Пробил час моих испытаний, лихорадочно думала она. Ирья, несчастное создание…
Тарье вышел в залу к остальным и объявил им, что необходимо запастись терпением. Роды протекают трудно, ведь Ирья после перенесенных в детстве болезней не отличается крепостью.
Действительно, роды продолжались довольно долго. В этом году никто из обитателей Гростенсхольма так толком и не отметил рождественский сочельник. Все только и делали, что переживали за Ирью и за то, как бы тролли не подменили новорожденного. Нечистая сила может разгуляться перед Рождеством.
На что уж были просвещенными Люди Льда и семейство Мейденов, но даже в их среде предрассудки пустили глубокие корни. Лив не отходила от Ирьи и все время сидела рядом с ней, ободряя и успокаивая ее, а тем временем другие обходили дом с крестом, отгоняя злых духов.
А Ирья лежала и неотвязно думала о том, что это ее последняя возможность родить ребенка. И дело было не только в том, что Таральд переболел свинкой.
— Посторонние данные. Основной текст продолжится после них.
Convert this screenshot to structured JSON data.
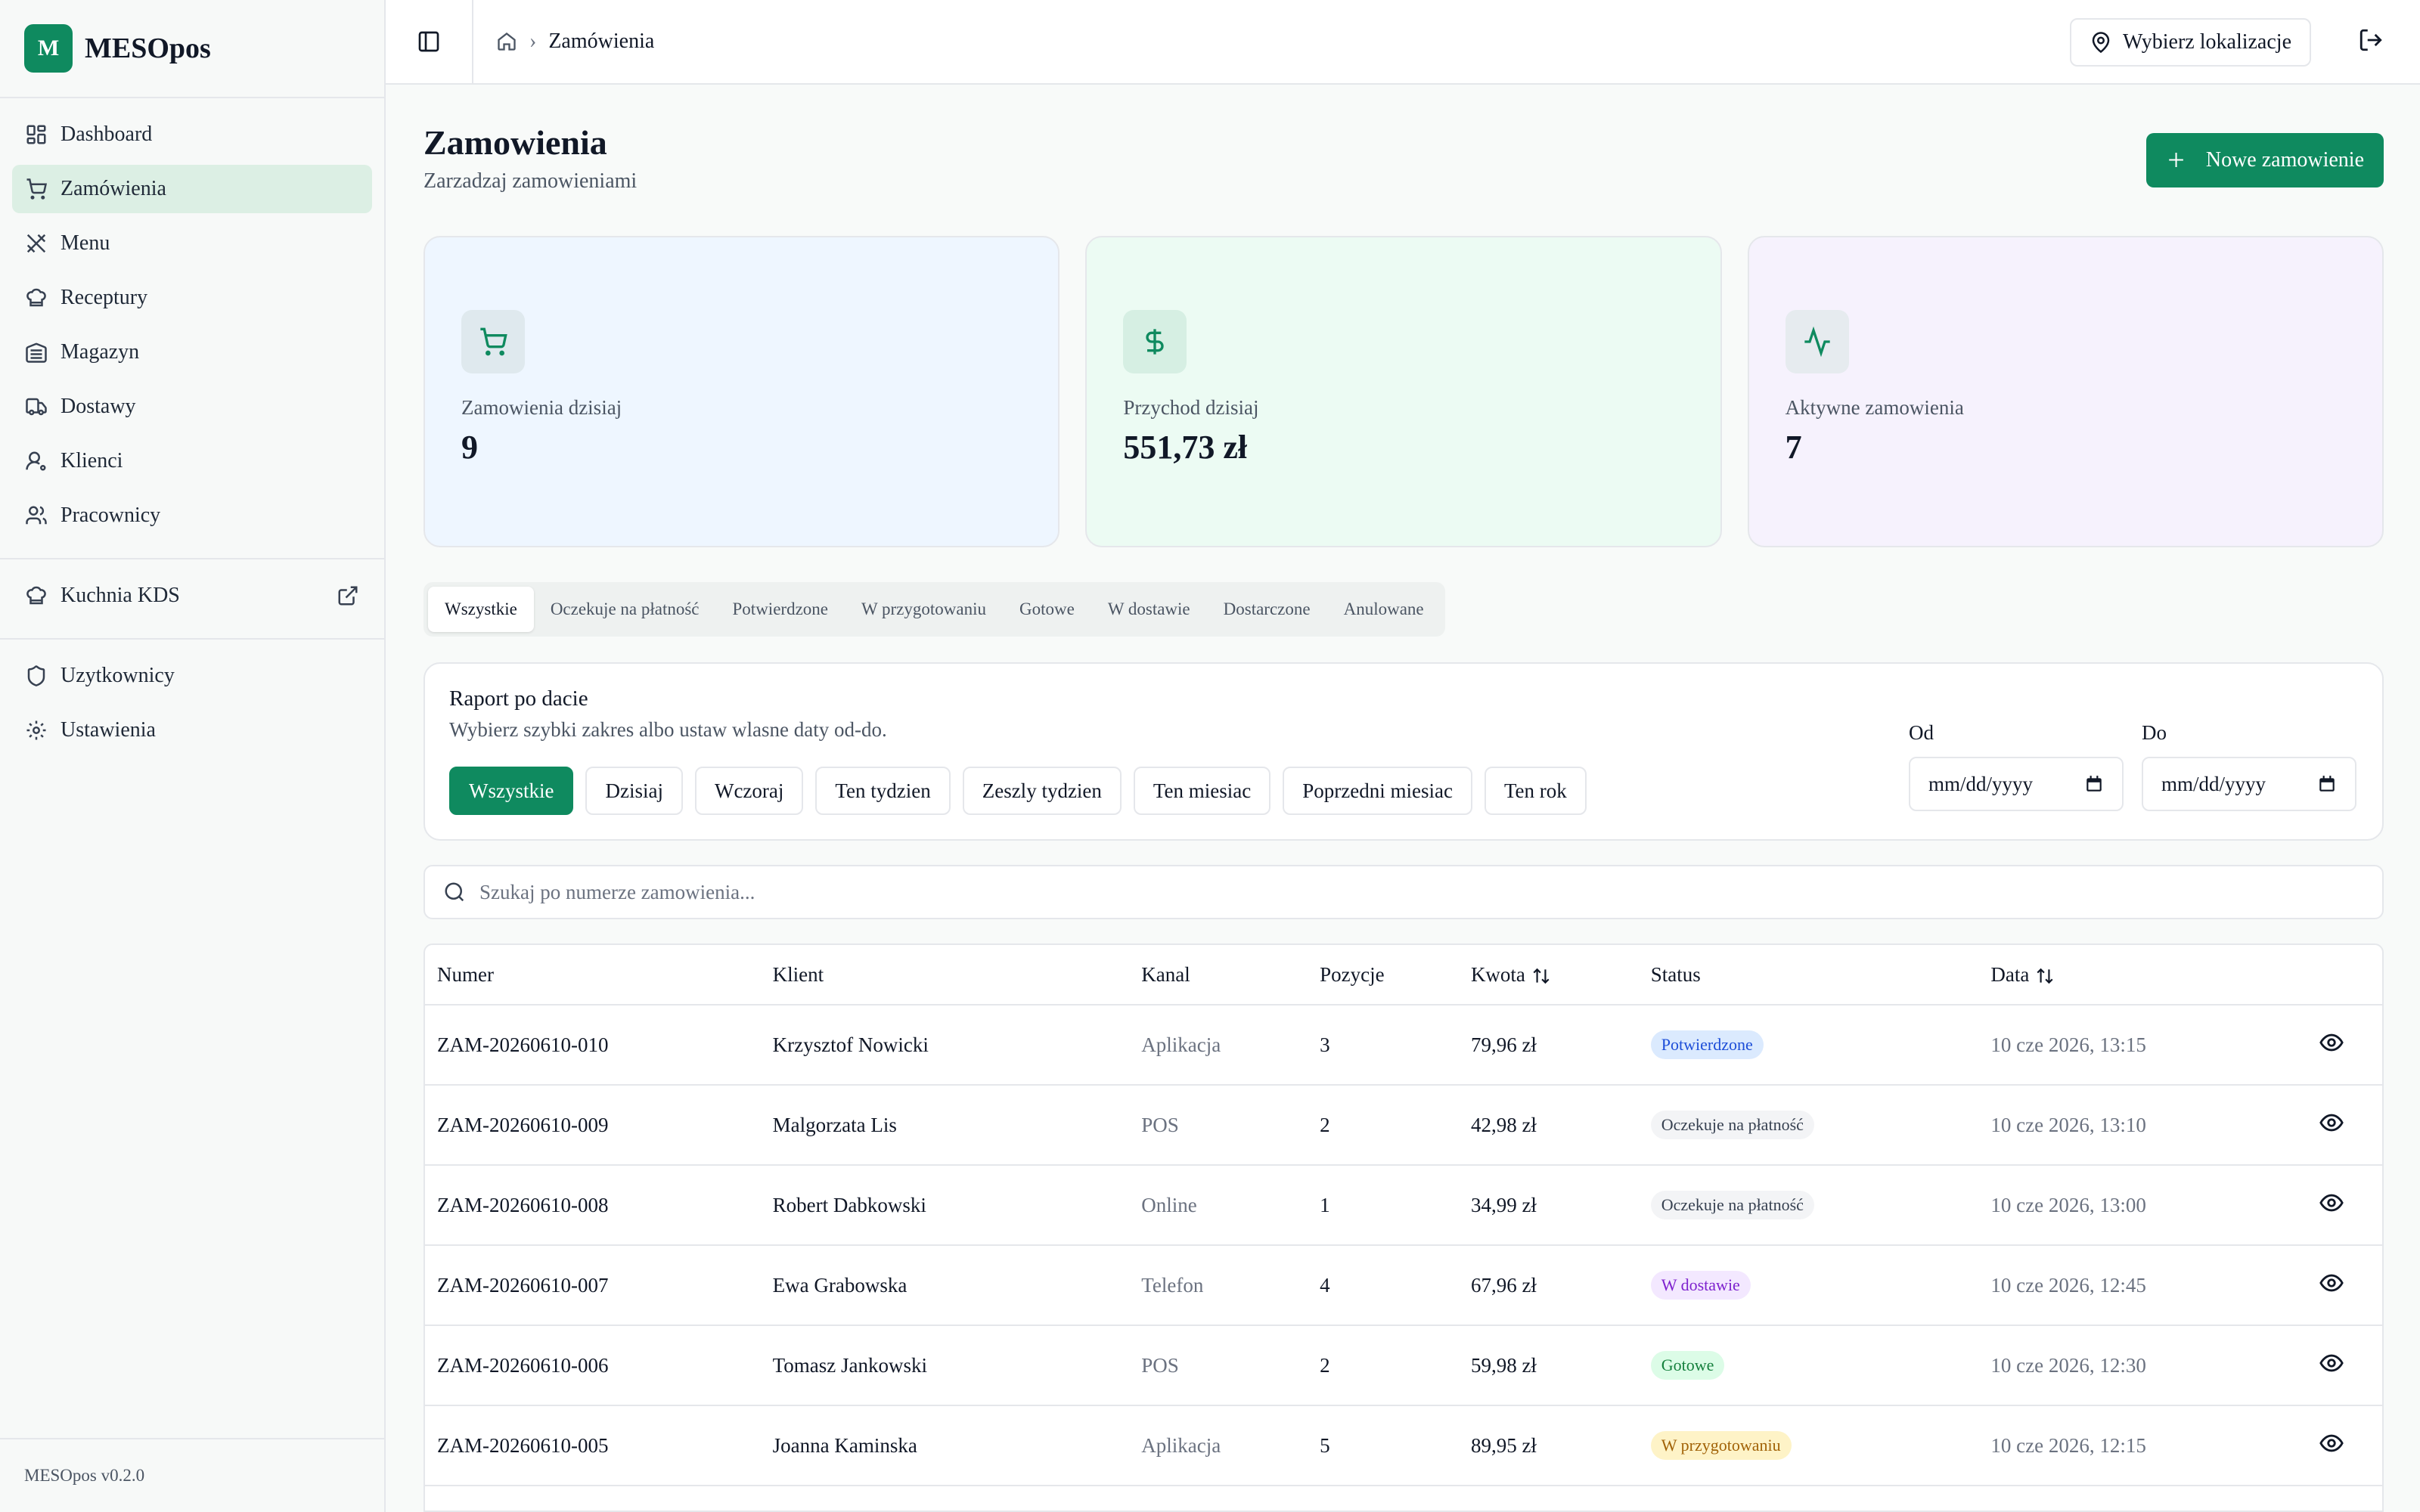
{
  "brand": {
    "logo_letter": "M",
    "name": "MESOpos"
  },
  "sidebar": {
    "items": [
      {
        "label": "Dashboard",
        "icon": "dashboard-icon"
      },
      {
        "label": "Zamówienia",
        "icon": "cart-icon",
        "active": true
      },
      {
        "label": "Menu",
        "icon": "utensils-icon"
      },
      {
        "label": "Receptury",
        "icon": "chef-hat-icon"
      },
      {
        "label": "Magazyn",
        "icon": "warehouse-icon"
      },
      {
        "label": "Dostawy",
        "icon": "truck-icon"
      },
      {
        "label": "Klienci",
        "icon": "user-icon"
      },
      {
        "label": "Pracownicy",
        "icon": "users-icon"
      }
    ],
    "kds": {
      "label": "Kuchnia KDS",
      "icon": "chef-hat-icon",
      "external_icon": "external-link-icon"
    },
    "admin": [
      {
        "label": "Uzytkownicy",
        "icon": "shield-icon"
      },
      {
        "label": "Ustawienia",
        "icon": "gear-icon"
      }
    ],
    "version": "MESOpos v0.2.0"
  },
  "topbar": {
    "breadcrumb_current": "Zamówienia",
    "location_button": "Wybierz lokalizacje"
  },
  "page": {
    "title": "Zamowienia",
    "subtitle": "Zarzadzaj zamowieniami",
    "new_button": "Nowe zamowienie"
  },
  "stats": [
    {
      "label": "Zamowienia dzisiaj",
      "value": "9",
      "icon": "cart-icon"
    },
    {
      "label": "Przychod dzisiaj",
      "value": "551,73 zł",
      "icon": "dollar-icon"
    },
    {
      "label": "Aktywne zamowienia",
      "value": "7",
      "icon": "activity-icon"
    }
  ],
  "tabs": [
    "Wszystkie",
    "Oczekuje na płatność",
    "Potwierdzone",
    "W przygotowaniu",
    "Gotowe",
    "W dostawie",
    "Dostarczone",
    "Anulowane"
  ],
  "report": {
    "title": "Raport po dacie",
    "subtitle": "Wybierz szybki zakres albo ustaw wlasne daty od-do.",
    "ranges": [
      "Wszystkie",
      "Dzisiaj",
      "Wczoraj",
      "Ten tydzien",
      "Zeszly tydzien",
      "Ten miesiac",
      "Poprzedni miesiac",
      "Ten rok"
    ],
    "from_label": "Od",
    "to_label": "Do",
    "date_placeholder": "mm/dd/yyyy"
  },
  "search": {
    "placeholder": "Szukaj po numerze zamowienia..."
  },
  "table": {
    "headers": [
      "Numer",
      "Klient",
      "Kanal",
      "Pozycje",
      "Kwota",
      "Status",
      "Data"
    ],
    "rows": [
      {
        "num": "ZAM-20260610-010",
        "client": "Krzysztof Nowicki",
        "channel": "Aplikacja",
        "items": "3",
        "amount": "79,96 zł",
        "status": "Potwierdzone",
        "date": "10 cze 2026, 13:15"
      },
      {
        "num": "ZAM-20260610-009",
        "client": "Malgorzata Lis",
        "channel": "POS",
        "items": "2",
        "amount": "42,98 zł",
        "status": "Oczekuje na płatność",
        "date": "10 cze 2026, 13:10"
      },
      {
        "num": "ZAM-20260610-008",
        "client": "Robert Dabkowski",
        "channel": "Online",
        "items": "1",
        "amount": "34,99 zł",
        "status": "Oczekuje na płatność",
        "date": "10 cze 2026, 13:00"
      },
      {
        "num": "ZAM-20260610-007",
        "client": "Ewa Grabowska",
        "channel": "Telefon",
        "items": "4",
        "amount": "67,96 zł",
        "status": "W dostawie",
        "date": "10 cze 2026, 12:45"
      },
      {
        "num": "ZAM-20260610-006",
        "client": "Tomasz Jankowski",
        "channel": "POS",
        "items": "2",
        "amount": "59,98 zł",
        "status": "Gotowe",
        "date": "10 cze 2026, 12:30"
      },
      {
        "num": "ZAM-20260610-005",
        "client": "Joanna Kaminska",
        "channel": "Aplikacja",
        "items": "5",
        "amount": "89,95 zł",
        "status": "W przygotowaniu",
        "date": "10 cze 2026, 12:15"
      }
    ]
  },
  "status_colors": {
    "Potwierdzone": {
      "bg": "#dbeafe",
      "fg": "#1d4ed8"
    },
    "Oczekuje na płatność": {
      "bg": "#f3f4f6",
      "fg": "#374151"
    },
    "W dostawie": {
      "bg": "#f3e8ff",
      "fg": "#7e22ce"
    },
    "Gotowe": {
      "bg": "#dcfce7",
      "fg": "#15803d"
    },
    "W przygotowaniu": {
      "bg": "#fef3c7",
      "fg": "#a16207"
    }
  },
  "colors": {
    "accent": "#0f8a5f"
  }
}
Но и она сама вряд ли выносит еще хоть одного ребенка. Она понимала это, видя перед собой лицо Тарье. Либо она родит на этот раз, либо уже никогда.
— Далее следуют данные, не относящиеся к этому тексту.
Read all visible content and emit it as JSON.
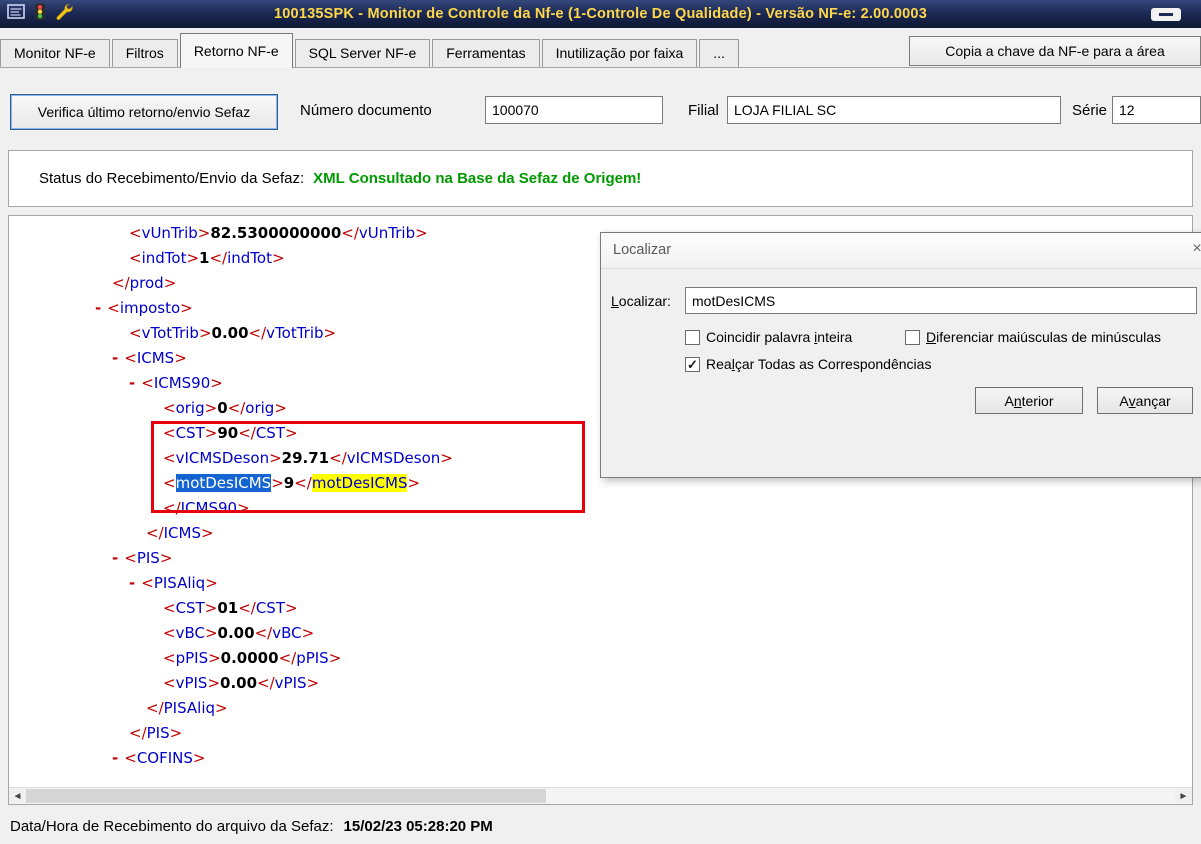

Кольгрима временно переселили в Линде-аллее, и за ним присматривала Сесилия. Он не отходил от нее ни на шаг. Часами мальчик стоял и рассматривал портрет своей бабушки Суль. Он звал ее — «красивая ведьма». Ему нравилось также рассматривать мозаичный витраж, который подарил Силье художник Бенедикт. Нравились мальчику и полы в этом доме. Но и в Линде-аллее послушанием Кольгрим не отличался. Он выводил из себя Тронда и Бранда, набрасываясь на них из-за каждого угла.
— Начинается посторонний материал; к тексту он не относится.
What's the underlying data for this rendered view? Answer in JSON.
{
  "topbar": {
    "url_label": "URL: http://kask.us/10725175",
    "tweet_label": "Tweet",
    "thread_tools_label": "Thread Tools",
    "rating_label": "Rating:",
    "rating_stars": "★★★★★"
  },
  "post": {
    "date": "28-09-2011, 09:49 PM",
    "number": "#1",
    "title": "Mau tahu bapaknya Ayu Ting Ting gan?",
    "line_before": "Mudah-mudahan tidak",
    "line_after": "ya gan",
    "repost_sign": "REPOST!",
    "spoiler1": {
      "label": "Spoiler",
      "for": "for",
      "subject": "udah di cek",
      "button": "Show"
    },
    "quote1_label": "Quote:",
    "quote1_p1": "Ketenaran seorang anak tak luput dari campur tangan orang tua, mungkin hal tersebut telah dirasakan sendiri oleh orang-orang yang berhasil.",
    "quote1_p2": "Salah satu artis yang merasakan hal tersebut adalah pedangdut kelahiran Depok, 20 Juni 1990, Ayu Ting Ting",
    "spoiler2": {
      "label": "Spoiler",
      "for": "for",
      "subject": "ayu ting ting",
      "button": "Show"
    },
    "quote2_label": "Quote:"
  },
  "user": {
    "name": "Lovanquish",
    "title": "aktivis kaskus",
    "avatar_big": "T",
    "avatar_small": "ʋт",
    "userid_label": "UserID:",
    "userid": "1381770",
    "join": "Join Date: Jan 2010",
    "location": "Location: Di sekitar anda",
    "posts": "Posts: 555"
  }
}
Во всяком случае, Кольгрим был единственным, кто не беспокоился об Ирье. Тогда как остальные, включая прислугу, напряженно ожидали развязки, и больше всех, конечно же, тревожился Таральд. Несколько раз силы изменяли ему, он выходил из дома на улицу. Надо сказать, что в прошлый раз он держался, конечно же, более мужественно. Большую часть времени он находился у Ирьи, поддерживая ее, как только мог. В последнее время он чувствовал свою ответственность за это хрупкое существо.
Прошла ночь, и ранним утром, в само Рождество Тарье наконец вышел к обитателям Гростенсхольма и кивнул полусонному Дагу.
— Поздравляю тебя, дядя! Ты снова стал дедушкой.
Даг очнулся от неожиданности.
— Как? Все в порядке? Что там?
— Все окончилось благополучно, Ирья родила превосходного мальчугана.
— Еще один внук? Мне можно войти туда?